Earlier this week I was at a technology conference and attended several keynote presentations and panel discussions. Most of the speakers were interesting and engaging, and provided excellent content. Others were very passionate about their topics and this projected throughout their delivery. But there was one person in particular who did not bode well. The topic wasn’t boring. Nor was it his diction, eye contact and non-verbal queues objectionable. It was his presentation.
Situated near the back of the room, I was able to take in all of the presentations just fine. But when this PowerPoint presentation was displayed, I knew the audience was in trouble, let alone the speaker. His slides were riddled with long sentences and at least ten bullets.
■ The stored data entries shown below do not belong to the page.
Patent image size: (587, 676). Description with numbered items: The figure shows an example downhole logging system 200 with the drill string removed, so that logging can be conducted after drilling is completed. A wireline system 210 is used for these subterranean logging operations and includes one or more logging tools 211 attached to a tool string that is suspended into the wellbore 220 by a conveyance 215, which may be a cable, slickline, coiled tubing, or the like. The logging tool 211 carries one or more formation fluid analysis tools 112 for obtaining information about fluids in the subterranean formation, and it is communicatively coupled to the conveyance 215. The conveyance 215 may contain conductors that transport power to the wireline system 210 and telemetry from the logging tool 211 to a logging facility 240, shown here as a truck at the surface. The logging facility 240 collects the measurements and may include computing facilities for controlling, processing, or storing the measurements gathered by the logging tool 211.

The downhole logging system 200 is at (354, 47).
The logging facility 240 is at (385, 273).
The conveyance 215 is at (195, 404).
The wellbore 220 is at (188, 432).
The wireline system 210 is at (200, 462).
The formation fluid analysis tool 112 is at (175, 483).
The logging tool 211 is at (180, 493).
This simply does not compute in the fast-paced, A.D.D. world we live in.
This got me thinking about the construction of a good presentation, and my reference to Guy Kawasaki’s “10/20/30 Rule of PowerPoint.” The premise is very simple: a PowerPoint presentation should have ten slides, last no more than twenty minutes, and contain no font smaller than thirty points.
I have used Guy’s rule for my own presentations and counseled many clients on it too. One thing I have done to take this further is to use graphics and even video clips to further enhance the experience. This allows you to verbalize more and rely less on text to deliver your message.
Topic aside, integrating the 10/20/30 Rule will significantly improve your chances of keeping your audience interested. More importantly, it forces you to create a more compelling presentation and put the focus back on you to articulate and communicate, instead of killing the audience with PowerPoint bullets.